Mike Wright: Ageless trapeze artist still flying high
Trapeze artist Mike Wright has performed with circuses since the 1960s. Now, aged 67, he believes his career - and a new play he is to perform in - will demonstrate that age is just a "state of mind".
As a boy growing up in the 1950s in Zambia, Mike always knew he never wanted to "sit behind a desk".
Now, after a long career that has seen him perform all over the world, he's approaching 70 and has no thoughts of retirement.
"People don't choose to be performers - it's a compulsion," he says. "I won't quit until my body says quit."
"We all lose flexibility as we get older, but with age comes knowledge.
"You are impatient when you are young, because you want to get on and do it, and impatient when you are older because you feel time is slipping away.
"I don't know if you ever change."
Despite his positive attitude, Mike is aware that his body is slowing and losing its elasticity while tissue damage takes longer to heal.
But he does not see this as a barrier to continue his physically demanding job.
Last year he performed at Glastonbury Festival and in January he performed at a 70th birthday party in Karachi, Pakistan.
"We realise we are not so invincible and mentally we take a more detailed and cautious approach," he adds.
"I'm aware of my body and I am not ashamed of it but I am still surprised people want to look at an old wrinkly, when there are young and beautiful people around."
Mike now has four grandchildren and runs his own aerial performance company alongside a job training younger students starting their circus careers at Circomedia, in Bristol.
He has now been cast in a stage production about ageing, called "Once Upon A Time".
"The topic of ageing is very current within British society and yet little work has been done on exploring this in the theatre, particularly with ageing performers," says director Aga Blonska.
She said it was her step-father's 80th birthday which had inspired the idea for the production.
"Not to be too sentimental, but it was about realising the inevitability - about mortality and a sense of our own existence," she adds.
"You hear about old people starving, older people being lonely, being embarrassed about themselves - we perceive the word 'old' as negative.
She says the show is not about "doing somersaults" but about the performers' "own stories and memories".
Mike's personal story will make up part of the show along with three other artists. He is the first to be cast and the challenge is to find more artists like him.
Finding people aged over 65 who worked professionally in circus and dance is proving difficult.

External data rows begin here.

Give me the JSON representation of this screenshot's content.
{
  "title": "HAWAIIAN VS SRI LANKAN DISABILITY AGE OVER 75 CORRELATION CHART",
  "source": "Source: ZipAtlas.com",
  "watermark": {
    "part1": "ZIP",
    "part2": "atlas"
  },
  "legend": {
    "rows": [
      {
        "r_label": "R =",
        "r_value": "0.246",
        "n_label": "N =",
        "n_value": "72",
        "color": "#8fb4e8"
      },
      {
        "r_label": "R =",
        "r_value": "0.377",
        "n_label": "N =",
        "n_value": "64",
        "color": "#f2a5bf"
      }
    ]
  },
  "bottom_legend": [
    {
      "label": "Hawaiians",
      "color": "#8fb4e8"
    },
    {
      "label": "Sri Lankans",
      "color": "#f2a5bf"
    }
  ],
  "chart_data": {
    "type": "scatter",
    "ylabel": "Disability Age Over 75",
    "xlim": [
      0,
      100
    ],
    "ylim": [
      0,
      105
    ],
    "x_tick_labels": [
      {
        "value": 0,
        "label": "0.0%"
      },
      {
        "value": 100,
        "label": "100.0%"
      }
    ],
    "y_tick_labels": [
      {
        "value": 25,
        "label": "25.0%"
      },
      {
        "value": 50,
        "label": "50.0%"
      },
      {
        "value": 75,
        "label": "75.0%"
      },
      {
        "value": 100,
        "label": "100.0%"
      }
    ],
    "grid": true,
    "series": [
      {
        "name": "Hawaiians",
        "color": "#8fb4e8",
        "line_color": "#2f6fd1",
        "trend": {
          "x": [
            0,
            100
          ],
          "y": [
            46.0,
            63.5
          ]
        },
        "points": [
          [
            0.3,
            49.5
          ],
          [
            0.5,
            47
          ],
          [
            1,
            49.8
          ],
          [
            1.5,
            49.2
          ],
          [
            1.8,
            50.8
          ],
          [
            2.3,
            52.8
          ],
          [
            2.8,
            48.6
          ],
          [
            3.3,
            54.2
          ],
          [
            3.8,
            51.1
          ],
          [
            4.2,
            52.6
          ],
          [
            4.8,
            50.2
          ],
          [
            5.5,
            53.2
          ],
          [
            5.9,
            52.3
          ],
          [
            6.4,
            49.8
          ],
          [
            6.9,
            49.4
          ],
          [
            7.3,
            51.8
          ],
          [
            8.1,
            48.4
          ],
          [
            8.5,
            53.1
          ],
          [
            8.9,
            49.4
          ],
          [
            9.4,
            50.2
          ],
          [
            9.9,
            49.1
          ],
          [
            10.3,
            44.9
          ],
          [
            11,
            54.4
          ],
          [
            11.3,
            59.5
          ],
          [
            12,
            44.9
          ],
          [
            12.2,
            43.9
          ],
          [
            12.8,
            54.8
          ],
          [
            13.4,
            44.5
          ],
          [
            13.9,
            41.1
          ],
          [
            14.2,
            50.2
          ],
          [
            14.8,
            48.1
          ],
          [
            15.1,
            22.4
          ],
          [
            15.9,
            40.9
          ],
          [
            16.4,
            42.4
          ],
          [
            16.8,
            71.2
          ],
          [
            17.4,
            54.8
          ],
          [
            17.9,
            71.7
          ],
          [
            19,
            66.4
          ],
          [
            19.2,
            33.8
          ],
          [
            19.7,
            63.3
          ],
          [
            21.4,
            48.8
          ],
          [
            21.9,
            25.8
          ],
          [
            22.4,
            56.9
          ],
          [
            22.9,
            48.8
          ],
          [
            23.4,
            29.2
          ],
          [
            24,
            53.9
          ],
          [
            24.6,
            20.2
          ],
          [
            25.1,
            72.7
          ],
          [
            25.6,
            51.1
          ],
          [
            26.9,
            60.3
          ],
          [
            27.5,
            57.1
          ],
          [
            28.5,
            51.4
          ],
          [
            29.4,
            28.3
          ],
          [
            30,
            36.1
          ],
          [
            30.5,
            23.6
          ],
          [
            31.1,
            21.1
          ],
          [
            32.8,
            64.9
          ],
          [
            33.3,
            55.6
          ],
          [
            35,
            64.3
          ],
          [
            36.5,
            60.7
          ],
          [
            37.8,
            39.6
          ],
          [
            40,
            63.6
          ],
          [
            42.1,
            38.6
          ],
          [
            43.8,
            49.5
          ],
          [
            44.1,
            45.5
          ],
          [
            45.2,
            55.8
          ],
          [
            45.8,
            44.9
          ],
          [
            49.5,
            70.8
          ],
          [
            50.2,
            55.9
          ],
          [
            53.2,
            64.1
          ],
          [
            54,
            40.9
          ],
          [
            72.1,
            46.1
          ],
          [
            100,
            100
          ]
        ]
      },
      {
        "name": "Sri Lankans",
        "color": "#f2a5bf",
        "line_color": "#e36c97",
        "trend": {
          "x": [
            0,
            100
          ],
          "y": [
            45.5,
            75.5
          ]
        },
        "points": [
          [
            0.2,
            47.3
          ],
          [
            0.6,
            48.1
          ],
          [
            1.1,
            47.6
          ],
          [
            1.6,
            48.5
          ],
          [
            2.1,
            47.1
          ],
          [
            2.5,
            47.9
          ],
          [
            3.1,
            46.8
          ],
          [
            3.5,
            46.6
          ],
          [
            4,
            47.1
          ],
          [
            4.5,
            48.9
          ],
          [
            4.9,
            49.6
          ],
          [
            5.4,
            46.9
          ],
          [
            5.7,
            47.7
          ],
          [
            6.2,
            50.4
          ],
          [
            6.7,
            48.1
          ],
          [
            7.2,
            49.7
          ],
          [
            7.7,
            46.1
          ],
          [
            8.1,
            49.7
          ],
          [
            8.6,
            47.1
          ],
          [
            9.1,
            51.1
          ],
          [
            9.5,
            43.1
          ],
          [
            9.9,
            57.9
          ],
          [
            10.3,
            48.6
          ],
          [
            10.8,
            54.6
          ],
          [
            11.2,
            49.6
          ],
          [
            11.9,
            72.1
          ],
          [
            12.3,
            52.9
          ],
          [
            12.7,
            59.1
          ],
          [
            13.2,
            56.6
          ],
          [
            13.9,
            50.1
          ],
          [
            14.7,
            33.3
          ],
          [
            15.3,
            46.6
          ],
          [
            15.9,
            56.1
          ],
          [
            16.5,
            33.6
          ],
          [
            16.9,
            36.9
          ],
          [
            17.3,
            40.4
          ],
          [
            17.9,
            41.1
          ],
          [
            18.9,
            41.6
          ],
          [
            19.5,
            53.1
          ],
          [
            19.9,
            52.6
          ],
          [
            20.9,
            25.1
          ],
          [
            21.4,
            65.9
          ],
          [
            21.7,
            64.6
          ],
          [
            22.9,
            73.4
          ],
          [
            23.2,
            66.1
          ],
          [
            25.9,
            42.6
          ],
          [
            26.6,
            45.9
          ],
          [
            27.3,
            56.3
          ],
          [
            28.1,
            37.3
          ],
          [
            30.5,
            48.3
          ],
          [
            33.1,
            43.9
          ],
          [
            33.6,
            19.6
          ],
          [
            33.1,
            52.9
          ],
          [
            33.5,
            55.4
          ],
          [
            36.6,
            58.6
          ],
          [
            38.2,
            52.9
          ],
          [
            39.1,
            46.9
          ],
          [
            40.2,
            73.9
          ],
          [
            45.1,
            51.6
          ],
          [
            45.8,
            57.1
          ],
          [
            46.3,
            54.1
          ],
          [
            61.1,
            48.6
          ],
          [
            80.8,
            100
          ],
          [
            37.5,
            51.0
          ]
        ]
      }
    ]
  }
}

"Recruiting for a show like this is a fairly unique challenge," says the show's producer Luke Emery.
"We can't just use the normal routes of [actor's directory] Spotlight and social media as these aren't places that people of this age generally use."
Asking performers who are no longer young to display their older bodies could also be a reason, he adds.
For Mike, who trained as a classical ballet dancer before embarking on his long circus career, the play is an "interesting concept".
And it is another way to delay the day when - in his son's words - he gets a "proper job".